A case coming out of Miami, however, could challenge the Administration’s efforts at making cities and counties do what they want on sanctuary cities. In March, local police held 18-year-old Garland Creedle overnight on the suspicion that he was an undocumented immigrant, even though he had already posted bail in a domestic dispute case which was later dropped.

That detainer was unconstitutional, Garland’s lawyers say, as well as uncalled for since Garland is a US citizen. This is at least the second time that officials have targeted him — in 2015, immigration authorities started a deportation case against him before realizing that he was a citizen. Garland’s case has been filed by the ACLU and other attorneys in the US District Court of Miami.

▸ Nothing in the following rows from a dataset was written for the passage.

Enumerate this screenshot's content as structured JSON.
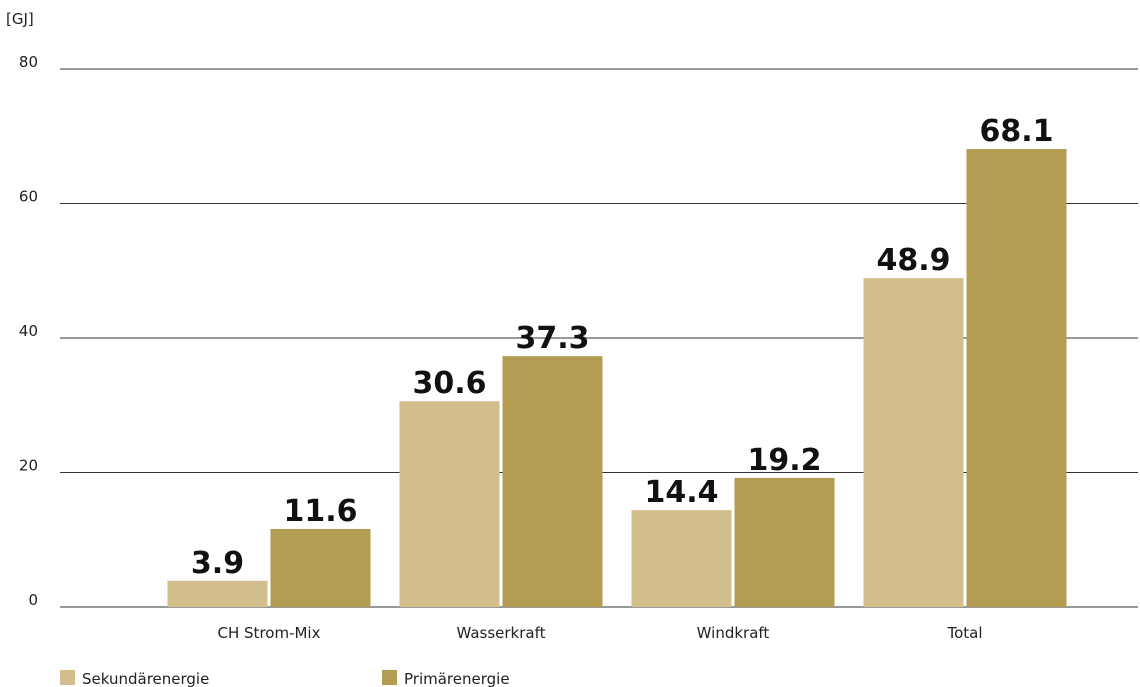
{
  "chart_data": {
    "type": "bar",
    "unit_label": "[GJ]",
    "categories": [
      "CH Strom-Mix",
      "Wasserkraft",
      "Windkraft",
      "Total"
    ],
    "series": [
      {
        "name": "Sekundärenergie",
        "color": "#d2bd8c",
        "values": [
          3.9,
          30.6,
          14.4,
          48.9
        ],
        "labels": [
          "3.9",
          "30.6",
          "14.4",
          "48.9"
        ]
      },
      {
        "name": "Primärenergie",
        "color": "#b59c53",
        "values": [
          11.6,
          37.3,
          19.2,
          68.1
        ],
        "labels": [
          "11.6",
          "37.3",
          "19.2",
          "68.1"
        ]
      }
    ],
    "yticks": [
      "0",
      "20",
      "40",
      "60",
      "80"
    ],
    "ylim": [
      0,
      80
    ],
    "grid": true,
    "legend_position": "bottom-left"
  }
}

The Trump Administration’s policies are directly involved because in January, Trump signed an executive order — later blocked by the courts — threatening to hold billions of dollars of federal funding from cities and counties that don’t toe the Administration’s line on sanctuary cities. In response to the executive order, Miami-Dade’s mayor Carlos A. Giménez directed local officials to honor ICE detainer requests, saying the county could not afford to lose funding. Miami-Dade is the only large jurisdiction to give into Donald Trump’s demands on sanctuary cities; hundreds of cities and counties around the nation limit their cooperation with federal ICE activities. This limited cooperation is done for good reasons — sanctuary cities are safer, and multiple courts have ruled that non-sanctuary policies can be unjust. The fact that Garland Creedle was locked up longer than he needed to be was a result of Miami-Dade’s decision to capitulate to Trump’s policies, when the county should’ve known better.

As Rebecca Sharpless, an attorney for Creedle and director of the University of Miami law’s immigration clinic, said:

The fact that he is a U.S. citizen and is held under these detainers is important because it shows that the probable cause determination on the detainers form does not pass constitutional muster. If you are a U.S. citizen and a detainer is issued to determine there is probable cause to deport you — that is wrong.

Added American Civil Liberties Union of Florida attorney Amien Kacou:

We warned the county about the dangers posed by the premature decision to cave in to the Trump administration’s anti-immigrant threats. Miami-Dade County has long prided itself on being a place welcoming to immigrants, and should honor that legacy by joining other cities large and small across the country in refusing to serve as tools of overzealous immigration enforcement policy.